Researchers at Raytek (Santa Cruz, CA) have come up with an innovative idea for remote infrared (IR) temperature measurements by integrating an IR thermometer with a visual-spectrum charge-coupled-device (CCD) camera. The device, which hit the market last fall, has managed to find applications in areas as diverse as airline kitchens, chicken coops, and oil platforms (see figure).
At the low end of the price-performance scale, simple IR thermometers cost between $650 and $1000, while IR imagers at the high end are generally one to two orders of magnitude more expensive, according to Raytek product manager Ken Pomper. So the company decided to combine the two into one device that lists for about twice the price of an IR thermometer by mounting a VGA or quarter-VGA visual-spectrum CCD camera on an IR thermometer with a coaxial laser-sighting system.
Combination infrared thermometry and CCD photography device projects bullseye onto measurement object.
The laser-sighting system places a small bullseye on the spot where the temperature is actually scanned; the system also places a date and time stamp on the photograph to indicate when the measurement was taken. When connected to a personal computer, the system can monitor processes in real time and capture diagnostic images when high- or low-temperature thresholds are exceeded. The smallest temperature measurement spot size is about 0.75 in. at a distance of about 18 in. and increases at a ratio of about 60 to 1 with distance from the measurement object. A close-focus version of the device provides an even smaller spot size of 0.25 in.
"A catering company in Japan bought a few to document that they were delivering food to an airplane at the right temperature," Pomper said. "They needed a close-focus version to document that different foods in various parts of the food tray were all at the right temperature. So they just take photographs, store them, and are all set for governmental compliance."
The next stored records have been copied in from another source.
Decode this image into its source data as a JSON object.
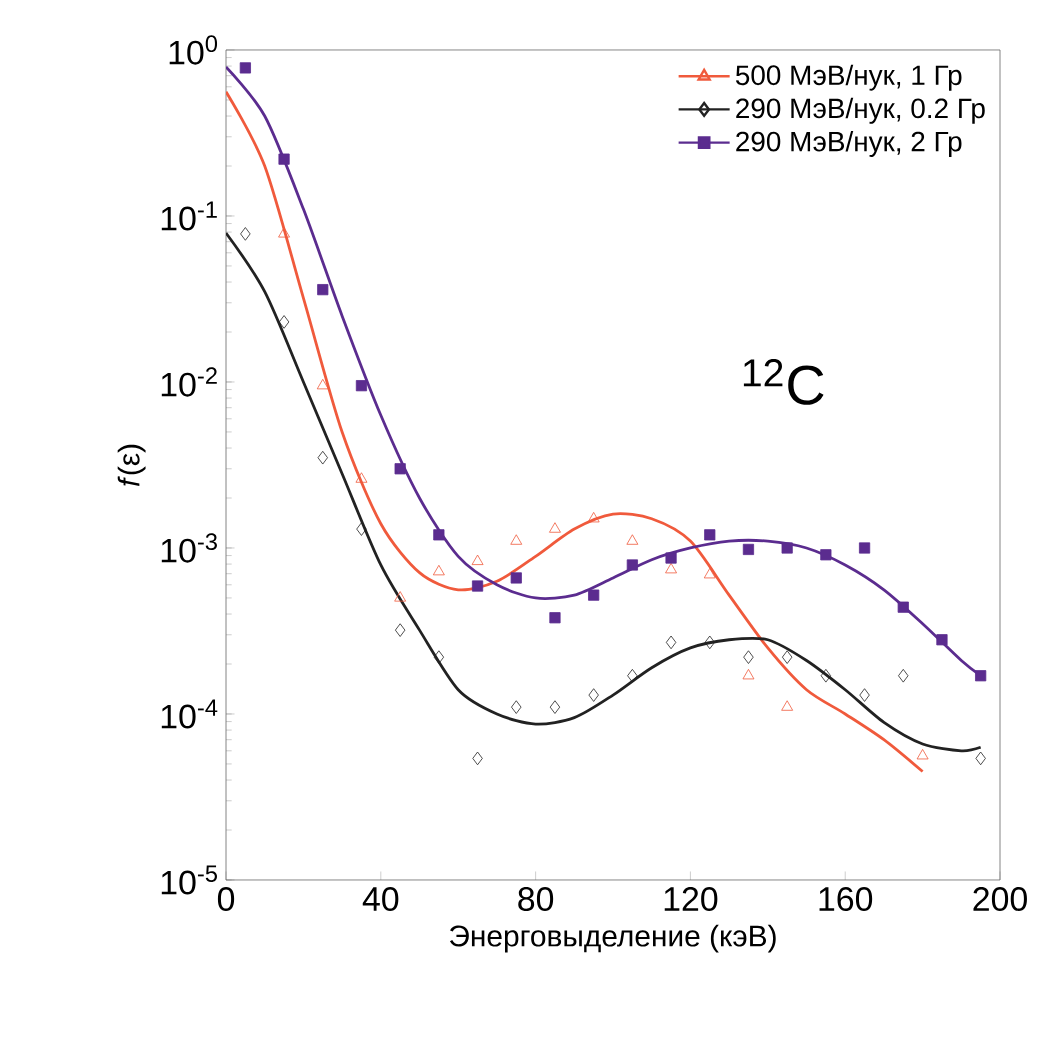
{
  "chart_data": {
    "type": "scatter",
    "xlabel": "Энерговыделение (кэВ)",
    "ylabel": "*f*(ε)",
    "log": "y",
    "legend": "top right",
    "annotations": [
      "$^{12}$C"
    ],
    "xlim": [
      0,
      200
    ],
    "xticks": [
      0,
      40,
      80,
      120,
      160,
      200
    ],
    "ylim": [
      1e-05,
      1
    ],
    "yticks": [
      {
        "value": 1e-05,
        "label": "10$^{-5}$"
      },
      {
        "value": 0.0001,
        "label": "10$^{-4}$"
      },
      {
        "value": 0.001,
        "label": "10$^{-3}$"
      },
      {
        "value": 0.01,
        "label": "10$^{-2}$"
      },
      {
        "value": 0.1,
        "label": "10$^{-1}$"
      },
      {
        "value": 1,
        "label": "10$^{0}$"
      }
    ],
    "series": [
      {
        "name": "500 МэВ/нук, 1 Гр",
        "color": "#f05a3c",
        "marker": "triangle",
        "x": [
          15,
          25,
          35,
          45,
          55,
          65,
          75,
          85,
          95,
          105,
          115,
          125,
          135,
          145,
          180
        ],
        "values": [
          0.078,
          0.0095,
          0.0026,
          0.0005,
          0.00072,
          0.00083,
          0.0011,
          0.0013,
          0.0015,
          0.0011,
          0.00074,
          0.00069,
          0.00017,
          0.00011,
          5.6e-05
        ]
      },
      {
        "name": "290 МэВ/нук, 0.2 Гр",
        "color": "#222222",
        "marker": "diamond",
        "x": [
          5,
          15,
          25,
          35,
          45,
          55,
          65,
          75,
          85,
          95,
          105,
          115,
          125,
          135,
          145,
          155,
          165,
          175,
          195
        ],
        "values": [
          0.078,
          0.023,
          0.0035,
          0.0013,
          0.00032,
          0.00022,
          5.4e-05,
          0.00011,
          0.00011,
          0.00013,
          0.00017,
          0.00027,
          0.00027,
          0.00022,
          0.00022,
          0.00017,
          0.00013,
          0.00017,
          5.4e-05
        ]
      },
      {
        "name": "290 МэВ/нук, 2 Гр",
        "color": "#5b2c8f",
        "marker": "square",
        "x": [
          5,
          15,
          25,
          35,
          45,
          55,
          65,
          75,
          85,
          95,
          105,
          115,
          125,
          135,
          145,
          155,
          165,
          175,
          185,
          195
        ],
        "values": [
          0.78,
          0.22,
          0.036,
          0.0095,
          0.003,
          0.0012,
          0.00059,
          0.00066,
          0.00038,
          0.00052,
          0.00079,
          0.00087,
          0.0012,
          0.00098,
          0.001,
          0.00091,
          0.001,
          0.00044,
          0.00028,
          0.00017
        ]
      },
      {
        "type": "line",
        "color": "#f05a3c",
        "x": [
          0,
          10,
          20,
          30,
          40,
          50,
          60,
          70,
          80,
          90,
          100,
          110,
          120,
          130,
          140,
          150,
          160,
          170,
          180
        ],
        "values": [
          0.56,
          0.2,
          0.032,
          0.005,
          0.0014,
          0.00071,
          0.00056,
          0.00063,
          0.00089,
          0.0013,
          0.0016,
          0.0015,
          0.0011,
          0.00052,
          0.00025,
          0.00014,
          0.0001,
          7e-05,
          4.5e-05
        ]
      },
      {
        "type": "line",
        "color": "#222222",
        "x": [
          0,
          10,
          20,
          30,
          40,
          50,
          60,
          70,
          80,
          90,
          100,
          110,
          120,
          130,
          140,
          150,
          160,
          170,
          180,
          190,
          195
        ],
        "values": [
          0.079,
          0.035,
          0.01,
          0.0028,
          0.00079,
          0.00032,
          0.00014,
          0.0001,
          8.7e-05,
          9.5e-05,
          0.00013,
          0.00019,
          0.00025,
          0.00028,
          0.00028,
          0.00021,
          0.00014,
          8.9e-05,
          6.6e-05,
          6e-05,
          6.3e-05
        ]
      },
      {
        "type": "line",
        "color": "#5b2c8f",
        "x": [
          0,
          10,
          20,
          30,
          40,
          50,
          60,
          70,
          80,
          90,
          100,
          110,
          120,
          130,
          140,
          150,
          160,
          170,
          180,
          190,
          195
        ],
        "values": [
          0.79,
          0.4,
          0.11,
          0.025,
          0.0063,
          0.002,
          0.00089,
          0.0006,
          0.0005,
          0.00052,
          0.00066,
          0.00085,
          0.001,
          0.0011,
          0.0011,
          0.001,
          0.00079,
          0.00056,
          0.00035,
          0.00021,
          0.00017
        ]
      }
    ]
  }
}
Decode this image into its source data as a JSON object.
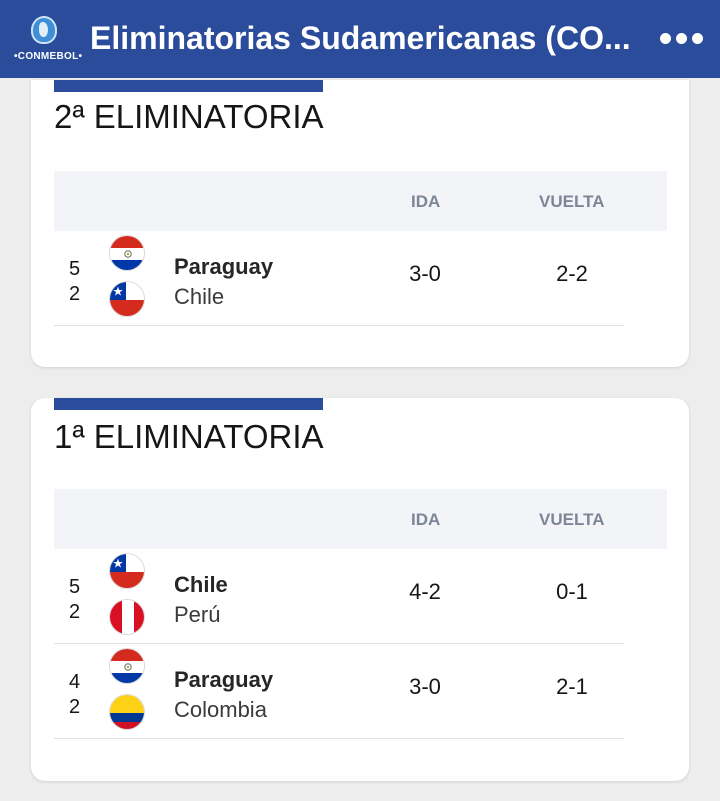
{
  "header": {
    "title": "Eliminatorias Sudamericanas (CO...",
    "brand": "•CONMEBOL•",
    "bg_color": "#2b4c9b"
  },
  "columns": {
    "ida": "IDA",
    "vuelta": "VUELTA"
  },
  "rounds": [
    {
      "title": "2ª ELIMINATORIA",
      "matches": [
        {
          "seed_top": "5",
          "seed_bottom": "2",
          "team_top": "Paraguay",
          "team_bottom": "Chile",
          "flag_top": "paraguay-flag-icon",
          "flag_bottom": "chile-flag-icon",
          "ida": "3-0",
          "vuelta": "2-2"
        }
      ]
    },
    {
      "title": "1ª ELIMINATORIA",
      "matches": [
        {
          "seed_top": "5",
          "seed_bottom": "2",
          "team_top": "Chile",
          "team_bottom": "Perú",
          "flag_top": "chile-flag-icon",
          "flag_bottom": "peru-flag-icon",
          "ida": "4-2",
          "vuelta": "0-1"
        },
        {
          "seed_top": "4",
          "seed_bottom": "2",
          "team_top": "Paraguay",
          "team_bottom": "Colombia",
          "flag_top": "paraguay-flag-icon",
          "flag_bottom": "colombia-flag-icon",
          "ida": "3-0",
          "vuelta": "2-1"
        }
      ]
    }
  ]
}
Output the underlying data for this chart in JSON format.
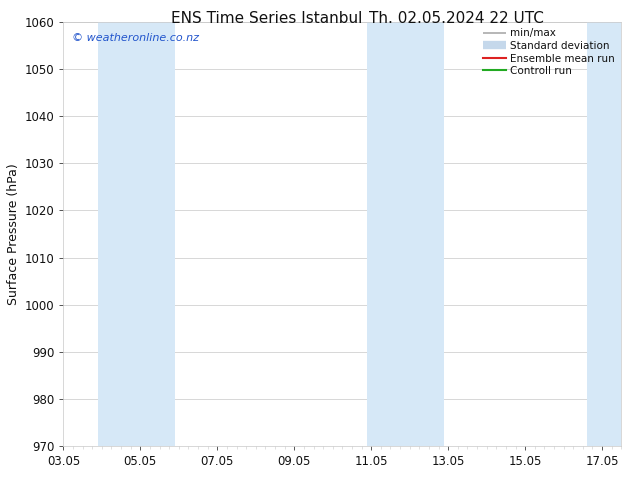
{
  "title_left": "ENS Time Series Istanbul",
  "title_right": "Th. 02.05.2024 22 UTC",
  "ylabel": "Surface Pressure (hPa)",
  "ylim": [
    970,
    1060
  ],
  "yticks": [
    970,
    980,
    990,
    1000,
    1010,
    1020,
    1030,
    1040,
    1050,
    1060
  ],
  "xlim_start": 0.0,
  "xlim_end": 14.5,
  "xtick_labels": [
    "03.05",
    "05.05",
    "07.05",
    "09.05",
    "11.05",
    "13.05",
    "15.05",
    "17.05"
  ],
  "xtick_positions": [
    0.0,
    2.0,
    4.0,
    6.0,
    8.0,
    10.0,
    12.0,
    14.0
  ],
  "shade_bands": [
    {
      "x_start": 0.9,
      "x_end": 2.9
    },
    {
      "x_start": 7.9,
      "x_end": 9.9
    },
    {
      "x_start": 13.6,
      "x_end": 14.5
    }
  ],
  "shade_color": "#d6e8f7",
  "bg_color": "#ffffff",
  "grid_color": "#c8c8c8",
  "watermark_text": "© weatheronline.co.nz",
  "watermark_color": "#2255cc",
  "legend_items": [
    {
      "label": "min/max",
      "color": "#aaaaaa",
      "lw": 1.2
    },
    {
      "label": "Standard deviation",
      "color": "#c5d8eb",
      "lw": 6
    },
    {
      "label": "Ensemble mean run",
      "color": "#dd2222",
      "lw": 1.5
    },
    {
      "label": "Controll run",
      "color": "#22aa22",
      "lw": 1.5
    }
  ],
  "font_family": "DejaVu Sans",
  "font_color": "#111111",
  "tick_label_color": "#111111",
  "title_fontsize": 11,
  "axis_label_fontsize": 9,
  "tick_fontsize": 8.5,
  "legend_fontsize": 7.5,
  "watermark_fontsize": 8
}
An independent contractor who monitors automated feeding-track systems at chicken hatcheries in Oxfordshire, England uses the device to scan for and document abnormal rises in temperature in the various motors, switch gears, drives, and ventilation systems that ensure healthy chicken nutrition.
A 635-nm-emitting laser diode projects the bullseye onto the measurement object; the laser appears about twice as bright to the human eye as a 650-nm-emitting laser. "If they are using it in the daylight, they have a much better chance of seeing it," he said. A prism-ring optical system splits and rotates the beam in the coaxial laser-sighting system to provide a longitudinal profile in conformance with the profile geometry of IR emissions.
Actually integrating the two systems provided several technical challenges, Pomper said. "The camera has its own memory and the thermometer has its own memory, so we had to coordinate the storage and the association of the photos with the data. We also have to know when the photographic memory is consumed," he said. "Also, because they are sharing the same power source, we had to make sure the battery life was adequate, and alignment between the photography and the IR thermometry was critical."